Is her sister a gift?

It's horrible. She is young and beautiful, she is confident in her own rightness and in a good attitude towards herself from your husband. She continually criticizes you in public, comments on your every move and generally behaves extremely defiantly. And you are not allowed to expose the nudger to the door, or to forbid her to appear before your eyes.


Who is "she"? My mother-in-law? Neighbor? The headmistress? The rival? No. This is your husband's sister.

She has her own game and goals, to achieve which she can use all that is at hand without a twinge of conscience: by your casual miscalculations, quarrels with her husband, conflicts with her mother-in-law.

Your friends in one voice say: yes spit and rub, this bitch is just jealous of you to his brother! After all, for her, he is still a comrade of children's games and a witless, whom "the first woman who is caught can" surround. " But the sister-in-law is serious, especially if she dislikes you at first sight, trying to "protect" her brother from the influence of "someone else's" for her person. As a representative of her clan, she also wants her brother to give preference to herself and her parents.

Let's note for the sake of fairness that you yourself are often not just a passive hostage to this conflict of relations. You, too, allow yourself to ridicule your husband's sister if not publicly, then in his eyes - almost certainly. And admit in her address such studs that the air between you becomes just electrified. Families where two young women are reigned if not peace and harmony, then at least a silent pact about non-aggression of the parties, are very rare.

Of course, the responsibility for the conflict between the sister-in-law and the daughter-in-law, as in any conflict, lies on both sides. However, we must admit that your sister's sister has a more comfortable position - on her side, as a rule, her parents are in common with her brother, she knows her brother better, which means that you are more accurately aware of how it is better to "press" and wrap it its weaknesses in its favor. But on your side - "higher" considerations about the need to preserve peace and prosperity in the family, and therefore morally you are stronger. From this we will build on.

Tactical methods to neutralize the harmful effects of the sister-in-law on your fragile inner world can be very much. The first of them - in the case of a conflict with the daughter-in-law, to meet with her husband's sister in the territory of the latter. Native walls, as you know, give confidence to their hostess. At the same time, by inviting the sister-in-law to visit you, mobilize all the obvious and hidden opportunities to show that everything in your house is arranged clearly, harmoniously and in the right way, although not in the way the sister-in-law has got used to.

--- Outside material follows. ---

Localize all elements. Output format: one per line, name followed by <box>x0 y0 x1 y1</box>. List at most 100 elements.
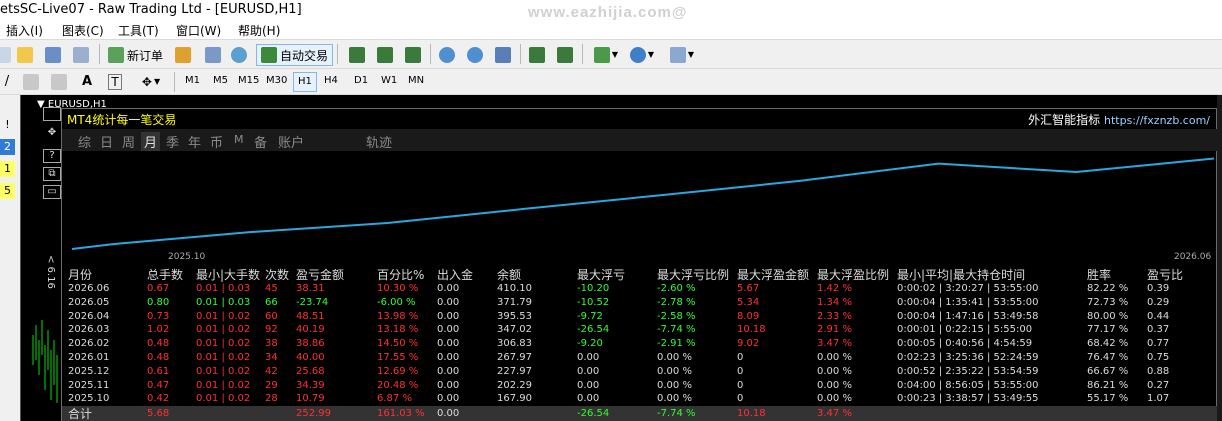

One more rule: everything that can be said must be said. The more you both say aloud, the easier your relationship will become. The main thing is to speak naturally and without unnecessary emotions. Do not lower the clarification of the relationship to the level of Babic hysteria. Even if you are embarrassed to say things aloud, think - is it really better when everything inside of you shrinks from impotent irritation ("again she climbs into our relationship" or "again I go to this house, like Golgotha")?

Even if you are disgusted with the very idea of ​​this, from time to time pretend that you are listening to the opinion of the sister-in-law and even take note of her advice. Showing your disparaging attitude to your husband's sister is very simple. Snort and roll your eyes - she immediately realizes that it's better not to interfere with your opinion. So what did you get? Deep inner satisfaction? But - sooner or later, and you will have to face it - after such behavior you have for a long time lost the moral right to seek help when you really need it. And life - a thing long and unpredictable, it may happen that it is the sister-in-law that will become your "wand-zhalochka" in a difficult moment.

Respect - first of all. By your attitude to the sister-in-law and other relatives of your husband, you show your husband how he can be treated, for example, to your relatives (and to you). Moreover - the same lessons are absorbed by your child, because children are very receptive and sensitive to the peculiarities of family relationships. Think about why the sister-in-law is jealous of your brother and criticizes your economy. Maybe she just "translates" the mother's claims, which the mother-in-law does not want or has no opportunity to tell you personally? Maybe you are not really taking care of your husband? Be wiser - at least in public, show that you love him immensely, respected and ready for the sake of the betrothed at all. Do not forget that for your relatives your husband is the best person in the world, and while you are a stranger ...

Make friends with the sister-in-law, include it in the circle of your interests, introduce your friends ... Or better - find a couple for her. Then she can release all the pairs of discontent by redirecting her energy to another channel. Everyone will be fine! Smile at the sister-in-law, invite her to an important event for you, give her maximum attention. There is a chance that she will smile back at you.

And the last: do not complain to your husband. A wife can be changed, but her sister can not.